I need to be able to compare the two coordinates (the 2nd and 3rd word in a line) to see where they overlap. Now, my code does it, but it does it very slow. So far for a file with 10000 lines my code takes about two minutes. I need to use it for a file with 3 billion lines, which I estimate will take forever. Is there a way to refactor my code to be so much faster?
So far I can do exactly what I want.

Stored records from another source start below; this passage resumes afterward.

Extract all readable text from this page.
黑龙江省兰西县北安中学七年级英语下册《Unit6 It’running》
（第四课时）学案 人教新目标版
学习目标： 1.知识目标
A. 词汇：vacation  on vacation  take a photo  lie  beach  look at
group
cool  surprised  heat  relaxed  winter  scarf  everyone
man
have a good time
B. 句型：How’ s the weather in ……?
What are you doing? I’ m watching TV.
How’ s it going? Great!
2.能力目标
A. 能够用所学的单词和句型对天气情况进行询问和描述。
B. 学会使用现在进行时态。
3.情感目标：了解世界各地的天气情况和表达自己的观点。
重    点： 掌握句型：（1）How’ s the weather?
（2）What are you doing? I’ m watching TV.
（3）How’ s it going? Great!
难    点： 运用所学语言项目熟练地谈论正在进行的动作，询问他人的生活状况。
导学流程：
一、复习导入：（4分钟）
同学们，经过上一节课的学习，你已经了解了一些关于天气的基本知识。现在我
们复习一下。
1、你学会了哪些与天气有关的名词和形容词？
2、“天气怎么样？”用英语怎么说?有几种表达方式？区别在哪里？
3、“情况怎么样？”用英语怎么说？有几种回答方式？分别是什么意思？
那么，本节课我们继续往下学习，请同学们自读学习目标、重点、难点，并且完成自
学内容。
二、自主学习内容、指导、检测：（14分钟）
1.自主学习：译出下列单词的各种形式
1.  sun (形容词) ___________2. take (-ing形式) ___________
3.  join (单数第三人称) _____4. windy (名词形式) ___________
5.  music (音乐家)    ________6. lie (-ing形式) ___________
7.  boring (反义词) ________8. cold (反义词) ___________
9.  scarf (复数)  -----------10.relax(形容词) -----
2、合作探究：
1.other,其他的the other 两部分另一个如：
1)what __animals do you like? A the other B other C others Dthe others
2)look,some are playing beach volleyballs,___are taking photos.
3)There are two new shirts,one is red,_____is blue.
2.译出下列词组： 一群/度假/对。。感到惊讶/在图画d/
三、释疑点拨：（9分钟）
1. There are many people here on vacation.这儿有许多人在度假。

Which is this:
import os.path
with open("Output.txt", "w") as result:
with open("bedgraph2.txt") as file1:
for f1_line in file1:
segment_1 = f1_line.split()
with open("bedgraph1.txt") as file2:
for f2_line in file2:
segment_2 = f2_line.split()
if (int(segment_1[2]) > int(segment_2[1])) & (int(segment_1[1]) < int(segment_2[2])):
with open("Output.txt", "a") as add:
add.write(segment_1[0])
add.write(" ")
add.write(segment_1[1])
add.write(" ")
add.write(segment_1[2])
add.write(" ")
add.write(segment_1[3])
add.write(" | ")
add.write(segment_2[0])
add.write(" ")
add.write(segment_2[1])
add.write(" ")
add.write(segment_2[2])
add.write(" ")
add.write(segment_2[3])
add.write("\n")
break
print "done"
This is a sample of the data
bedgraph2.txt
chr01 1780 1795 -0.811494
chr01 1795 1809 -1.622988
chr01 1809 1829 -2.434482
chr01 1829 1830 -3.245976
chr01 1830 1845 -2.434482
chr01 1845 1859 -1.622988
chr01 1859 1879 -0.811494
chr01 1934 1984 -0.811494
chr01 3550 3600 -0.811494
chr01 3790 3840 -0.811494
chr01 3882 3902 -0.811494
chr01 3902 3932 -1.622988
bedgraph1.txt
chr01 1809 1859 -1.139687
chr01 1965 2015 -1.139687
chr01 3790 3840 -1.139687
chr01 3930 3942 -1.139687
chr01 3942 3980 -2.279375
chr01 3980 3992 -1.139687
chr01 4260 4310 -1.139687
chr01 4361 4382 -1.139687
chr01 4382 4411 -2.279375
chr01 4411 4432 -1.139687
chr01 4473 4523 -1.139687
chr01 4605 4655 -1.139687
Thanks in advance
I suggest to use bedtools:
http://bedtools.readthedocs.org/en/latest/
Intersect function likely does what you want.
Also, using bedtools or not, algorithm can be improved by first sorting the two input files.